“The Factory,” Godspeed You! Black Emperor, and the Art of Deviation
Letitia Elizabeth Landon’s 1835 poem “The Factory” begins with the following two stanzas:
There rests a shade above yon town,
A dark funereal shroud:
‘Tis not the tempest hurrying down,
‘Tis not a summer cloud.
The smoke that rises on the air
Is as a type and sign;
A shadow flung by the despair
Within those streets of thine.
The atmosphere created evokes images of dirt, of filth, of misery. The remainder of the poem details factory life, and the life of the children working in those factories. L.E.L mourns the death of childhood, crying that childhood ought to be a “lovely time,” and “such should childhood ever be.” Another word that could be used to describe the mood set by this poem is apocalyptic. L.E.L goes on to describe “[W]eeds darkening on…bitter soil,” “Moloch’s sacrifice,” and “a low appalling cry” rising on “the morning wind,” among other things. The poem serves as a searing condemnation of the Victorian practice of child labour, and what that practice microcosmically suggests about Victorian society.
What this evoked for me was a song called “The Dead Flag Blues,” by the Canadian post-rock band Godspeed You! Black Emperor, off of their 1997 album F♯ A♯ ∞ (Pronounced as F-sharp A-sharp Infinity). The lyrics of the song are as follows, (you can find the song here):
The car is on fire, and there’s no driver at the wheel
And the sewers are all muddied with a thousand lonely suicides
And a dark wind blows
The government is corrupt
And we’re on so many drugs
With the radio on and the curtains drawn
We’re trapped in the belly of this horrible machine
And the machine is bleeding to death
The sun has fallen down
And the billboards are all leering
And the flags are all dead at the top of their poles
It went like this:
The buildings tumbled in on themselves
Mothers clutching babies
Picked through the rubble
And pulled out their hair
The skyline was beautiful on fire
All twisted metal stretching upwards
Everything washed in a thin orange haze
I said, “Kiss me, you’re beautiful –
These are truly the last days”
You grabbed my hand
And we fell into it
Like a daydream
Or a fever
We woke up one morning and fell a little further down
For sure it’s the valley of death
I open up my wallet
And it’s full of blood
The mood of this song is undoubtedly similar to L.E.L’s poem. While it doesn’t focus as much on a specific negative aspect of society (i.e factories) or the group that aspect affects (i.e children), the apocalyptic mood is still there. Buildings topple in on themselves; skylines are beautiful with fire. The machine we are allegedly trapped in is bleeding to death. There is no singing; all of the lyrics are spoken. The music itself is dark, ambient, and melancholic, with little cohesive structure. Wailing strings in minor keys and reverberating acoustic guitars dominate the soundscape.

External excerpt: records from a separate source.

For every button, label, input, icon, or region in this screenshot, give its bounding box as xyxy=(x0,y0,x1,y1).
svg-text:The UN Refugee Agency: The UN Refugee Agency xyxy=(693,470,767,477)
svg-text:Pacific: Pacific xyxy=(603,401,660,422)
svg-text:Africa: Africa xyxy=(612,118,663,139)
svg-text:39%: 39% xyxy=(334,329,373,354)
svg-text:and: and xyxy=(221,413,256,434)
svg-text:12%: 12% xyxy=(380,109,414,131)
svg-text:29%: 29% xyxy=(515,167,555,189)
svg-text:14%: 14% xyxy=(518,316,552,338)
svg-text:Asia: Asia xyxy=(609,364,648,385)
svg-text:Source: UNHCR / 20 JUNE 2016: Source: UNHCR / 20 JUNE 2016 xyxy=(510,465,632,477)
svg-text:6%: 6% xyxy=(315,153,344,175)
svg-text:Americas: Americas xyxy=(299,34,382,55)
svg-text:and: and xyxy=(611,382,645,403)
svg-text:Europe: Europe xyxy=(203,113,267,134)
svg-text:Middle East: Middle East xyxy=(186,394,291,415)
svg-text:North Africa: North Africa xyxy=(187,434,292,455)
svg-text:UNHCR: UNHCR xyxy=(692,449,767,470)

The genre of this song, post-rock, is known for its attempt to break away from the standard norms of conventional rock music. It was an escape from traditional forms. The name itself suggests this. Post-rock. After rock. There is a break from the standard 4/4 time signature, composing a song structured in intro-verse-chorus-verse-outro fashion. All of these norms are deviated from, creating a sound bizarre and otherworldly. The genre of L.E.L’s poem, the ballad, was one that was in its own way a deviation from the norms of poetry at the time. “The Factory,” rather than being an escape from traditional forms, is a return to a traditional form.

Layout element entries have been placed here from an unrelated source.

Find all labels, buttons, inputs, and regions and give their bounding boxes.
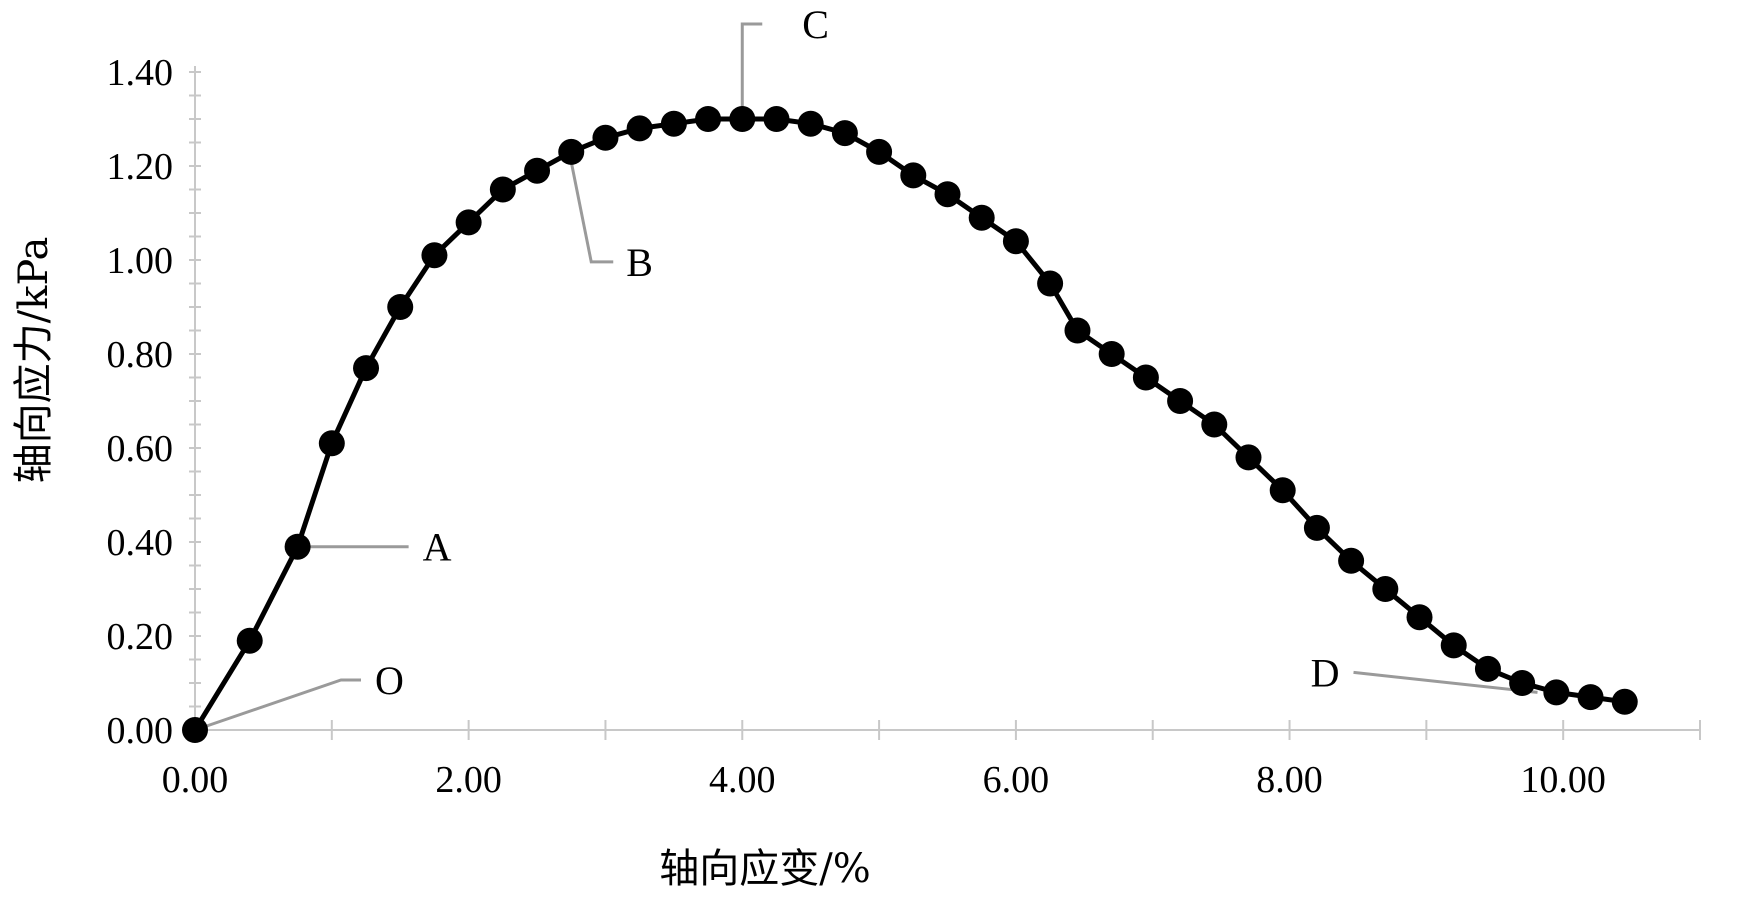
y-tick-label: 1.00	[107, 240, 174, 282]
data-point	[236, 627, 263, 654]
data-point	[1338, 547, 1365, 574]
data-point	[1064, 317, 1091, 344]
data-point	[1098, 341, 1125, 367]
x-axis-title: 轴向应变/%	[659, 846, 870, 892]
data-point	[626, 115, 653, 142]
data-point	[934, 181, 961, 208]
data-point	[729, 106, 756, 132]
data-point	[1440, 632, 1467, 659]
data-point	[524, 157, 551, 184]
data-point	[831, 120, 858, 147]
x-minor-ticks	[194, 720, 1701, 740]
data-point	[318, 430, 345, 457]
data-point	[1269, 477, 1296, 504]
data-point	[797, 110, 824, 137]
x-tick-label: 2.00	[435, 759, 502, 801]
annotation-label-a: A	[423, 525, 452, 570]
y-tick-label: 0.20	[107, 616, 174, 658]
data-point	[1372, 576, 1399, 602]
x-tick-label: 8.00	[1256, 759, 1323, 801]
data-point	[353, 355, 380, 382]
data-point	[1002, 228, 1029, 255]
annotation-leaders	[194, 22, 1538, 732]
data-point	[421, 242, 448, 269]
data-point	[455, 209, 482, 236]
data-point	[1132, 364, 1159, 391]
data-point	[660, 110, 687, 137]
data-point	[695, 106, 722, 132]
x-tick-label: 6.00	[983, 759, 1050, 801]
annotation-label-c: C	[802, 2, 829, 47]
annotation-leader-o	[194, 678, 361, 732]
data-point	[182, 717, 208, 743]
y-tick-label: 0.80	[107, 334, 174, 376]
y-axis-title: 轴向应力/kPa	[11, 237, 57, 484]
data-point	[1406, 604, 1433, 631]
y-tick-label: 0.60	[107, 428, 174, 470]
y-tick-label: 0.00	[107, 710, 174, 752]
annotation-labels: O A B C D	[375, 2, 1340, 703]
data-point	[1303, 514, 1330, 541]
y-tick-label: 1.20	[107, 146, 174, 188]
axes: 0.00 0.20 0.40 0.60 0.80 1.00 1.20 1.40 0.00 2.0…	[107, 52, 1701, 801]
data-point	[866, 138, 893, 165]
x-tick-label: 10.00	[1520, 759, 1606, 801]
data-point	[1235, 444, 1262, 471]
data-point	[1611, 688, 1638, 715]
annotation-label-d: D	[1311, 650, 1340, 695]
x-tick-labels: 0.00 2.00 4.00 6.00 8.00 10.00	[162, 759, 1606, 801]
annotation-label-b: B	[626, 240, 653, 285]
data-point	[489, 176, 516, 203]
annotation-label-o: O	[375, 658, 404, 703]
y-tick-label: 0.40	[107, 522, 174, 564]
data-point	[592, 124, 619, 151]
data-point	[1577, 684, 1604, 711]
series-line	[192, 116, 1626, 732]
x-tick-label: 4.00	[709, 759, 776, 801]
data-point	[1167, 388, 1194, 414]
data-point	[558, 138, 585, 165]
data-point	[1474, 655, 1501, 682]
annotation-leader-c	[740, 22, 763, 107]
data-point	[763, 106, 790, 132]
data-point	[1037, 270, 1064, 297]
y-tick-labels: 0.00 0.20 0.40 0.60 0.80 1.00 1.20 1.40	[107, 52, 174, 752]
data-point	[1201, 411, 1228, 438]
data-point	[1509, 670, 1536, 696]
annotation-leader-b	[569, 161, 614, 264]
data-point	[284, 533, 311, 560]
y-tick-label: 1.40	[107, 52, 174, 94]
data-point	[968, 204, 995, 231]
data-point	[900, 162, 927, 189]
data-markers	[182, 106, 1638, 743]
data-point	[387, 294, 414, 320]
y-minor-ticks	[189, 71, 201, 731]
x-tick-label: 0.00	[162, 759, 229, 801]
annotation-leader-d	[1353, 670, 1538, 694]
data-point	[1543, 679, 1570, 706]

Both of these works, then, reflect an anger, cynicism, and melancholy towards the norms of their time period, and this reflection is itself reflected through a break in normative compositional structures (be they musical or poetic). Both works also criticize their societies for their passiveness: GY!BE’s lyrics state that “The government is corrupt/And we’re on so many drugs/With the radio on and the curtains drawn.” L.E.L.’s poem says that “We read of Moloch’s sacrifice,/We sicken at the name,/And seem to hear the infant cries –/And yet we do the same.” Both also reflect the focuses of their society: the factory is one of the primary symbols of the Victorian era, and a country’s flag is one of the primary symbols of the more nationalistic tendencies evolved in world society over the past two decades.

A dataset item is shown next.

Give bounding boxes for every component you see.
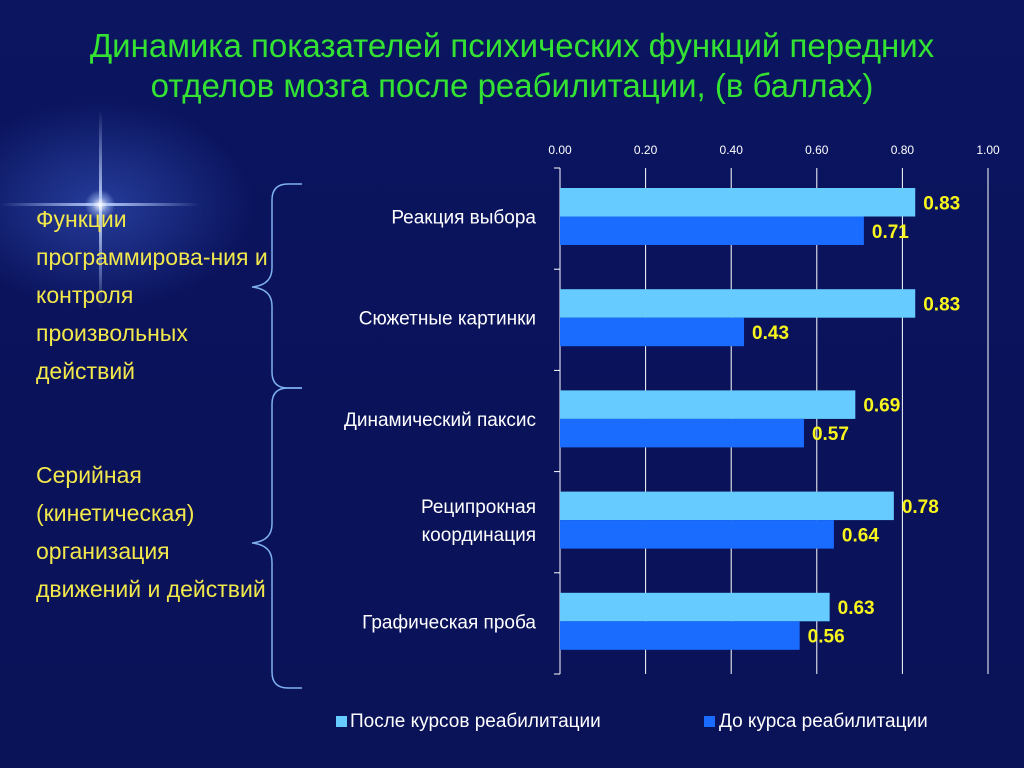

Just as the anxieties and existential fears of Letitia Elizabeth Landon’s time manifest themselves in her poem “The Factory,” describing a slow shift towards ostensible apocalypse, so too does Godspeed You! Black Emperor’s “The Dead Flag Blues” portray that very same anxiety felt by the lyricist towards our society, both in the lyrics of the song as well as the compositional form of the song.